The systems and subsystems related to Drupal’s migration API are certainly exciting. In the previous articles in this series, I wanted to draw as complete a map as possible (part one) of the vast amount of resources, possibilities and referenced experts. In the second part I wanted to expose some basic mechanics of the migration processes in Drupal and knowing that this opens the door to thousands of options, possibilities and techniques….I didn’t want to let a third article go by without sharing some experiences migrating data from a common format as a Google Spreadsheet, just an usual way in wich sometimes the data are sent.
Picture from Unsplash, user Pan Xiaozhen, @zhenhappy
Table of Contents
1- Introduction and remember ETL processes
2- Exposing data through Google Spreadsheet
3- Special Properties from the JSON transformation
4- Characteristics of the Migration
5- Custom Module for Migration
6- :wq!
This article is part of a series of posts about Drupal Migrations
1- Drupal Migrations (I): Basic Resources
2- Drupal Migrations (II): Examples
3- Drupal Migrations (III): Migrating from Google Spreadsheet
4- Drupal Migrations (IV): Debugging Migrations First Part
5- Drupal Migrations (V): Debugging Migrations-II
Well, I would like to start by posing a scenario: imagine that we must migrate a list of taxonomy terms to our Drupal Installation. The source of the data is important, since it defines what type of Plugins we will have to use (source Plugins for the extract, but it can also have influence for the processing and for the final load in destination).
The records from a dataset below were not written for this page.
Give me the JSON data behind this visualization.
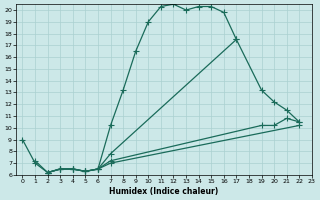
{
  "xlabel": "Humidex (Indice chaleur)",
  "bg_color": "#cce8e8",
  "grid_color": "#aad0d0",
  "line_color": "#1a6b5a",
  "xlim": [
    -0.5,
    23
  ],
  "ylim": [
    6,
    20.5
  ],
  "xticks": [
    0,
    1,
    2,
    3,
    4,
    5,
    6,
    7,
    8,
    9,
    10,
    11,
    12,
    13,
    14,
    15,
    16,
    17,
    18,
    19,
    20,
    21,
    22,
    23
  ],
  "yticks": [
    6,
    7,
    8,
    9,
    10,
    11,
    12,
    13,
    14,
    15,
    16,
    17,
    18,
    19,
    20
  ],
  "line1_x": [
    0,
    1,
    2,
    3,
    4,
    5,
    6,
    7,
    8,
    9,
    10,
    11,
    12,
    13,
    14,
    15,
    16,
    17
  ],
  "line1_y": [
    9,
    7,
    6.2,
    6.5,
    6.5,
    6.3,
    6.5,
    10.2,
    13.2,
    16.5,
    19.0,
    20.3,
    20.5,
    20.0,
    20.3,
    20.3,
    19.8,
    17.5
  ],
  "line2_x": [
    1,
    2,
    3,
    4,
    5,
    6,
    7,
    17,
    19,
    20,
    21,
    22
  ],
  "line2_y": [
    7.2,
    6.2,
    6.5,
    6.5,
    6.3,
    6.5,
    7.8,
    17.5,
    13.2,
    12.2,
    11.5,
    10.5
  ],
  "line3_x": [
    2,
    3,
    4,
    5,
    6,
    7,
    19,
    20,
    21,
    22
  ],
  "line3_y": [
    6.2,
    6.5,
    6.5,
    6.3,
    6.5,
    7.2,
    10.2,
    10.2,
    10.8,
    10.5
  ],
  "line4_x": [
    2,
    3,
    4,
    5,
    6,
    7,
    22
  ],
  "line4_y": [
    6.2,
    6.5,
    6.5,
    6.3,
    6.5,
    7.0,
    10.2
  ]
}
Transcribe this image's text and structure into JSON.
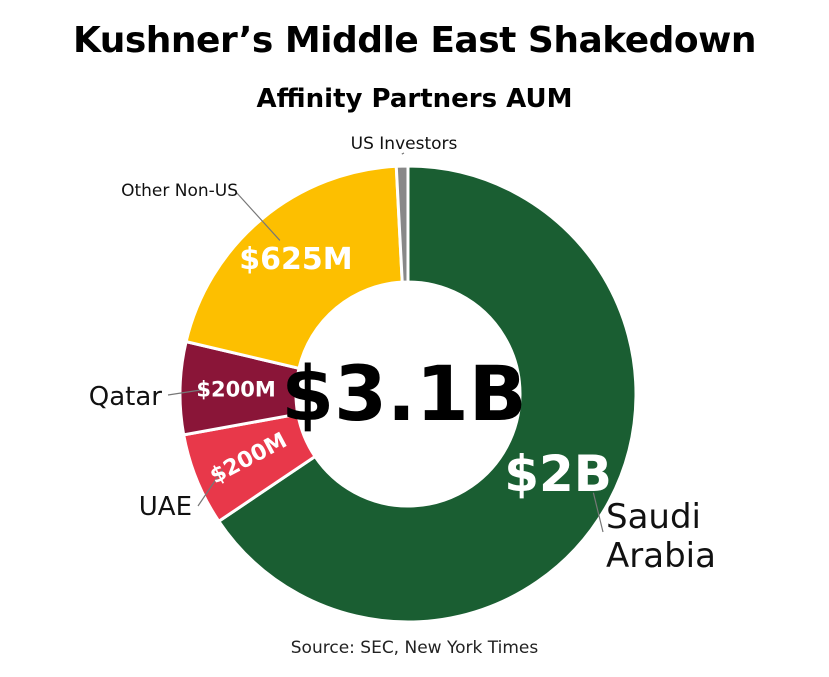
{
  "title": "Kushner’s Middle East Shakedown",
  "subtitle": "Affinity Partners AUM",
  "source": "Source: SEC, New York Times",
  "chart_data": {
    "type": "pie",
    "style": "donut",
    "title": "Kushner’s Middle East Shakedown",
    "subtitle": "Affinity Partners AUM",
    "center_label": "$3.1B",
    "total": 3.1,
    "unit": "$B",
    "slices": [
      {
        "name": "Saudi Arabia",
        "value": 2.0,
        "data_label": "$2B",
        "color": "#1a5e32"
      },
      {
        "name": "UAE",
        "value": 0.2,
        "data_label": "$200M",
        "color": "#e8384a"
      },
      {
        "name": "Qatar",
        "value": 0.2,
        "data_label": "$200M",
        "color": "#8a1538"
      },
      {
        "name": "Other Non-US",
        "value": 0.625,
        "data_label": "$625M",
        "color": "#fdbf00"
      },
      {
        "name": "US Investors",
        "value": 0.025,
        "data_label": "",
        "color": "#888888"
      }
    ],
    "source": "Source: SEC, New York Times"
  }
}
The imagined scenario of this article will be the following: we have “inherited” a migration task already initiated by a previous partner. This migration consists of populating an existing vocabulary in our Drupal installation with taxonomy terms.
To practice with other Plugins and other migration models, I thought we can take a Google spreadsheet as a source of data. Let’s not forget the frame we’re in:
Today our goal will be to fill the fields of a taxonomy term using the data contained in a external Google Spreadsheet. So we have to complete these fields:
And we’re going to do this describing a Migrate Process and executing it as Configuration. Do you know the differences between migrations as code and as configuration? You can learn some keys about this topic here, in the previous article about Migrations.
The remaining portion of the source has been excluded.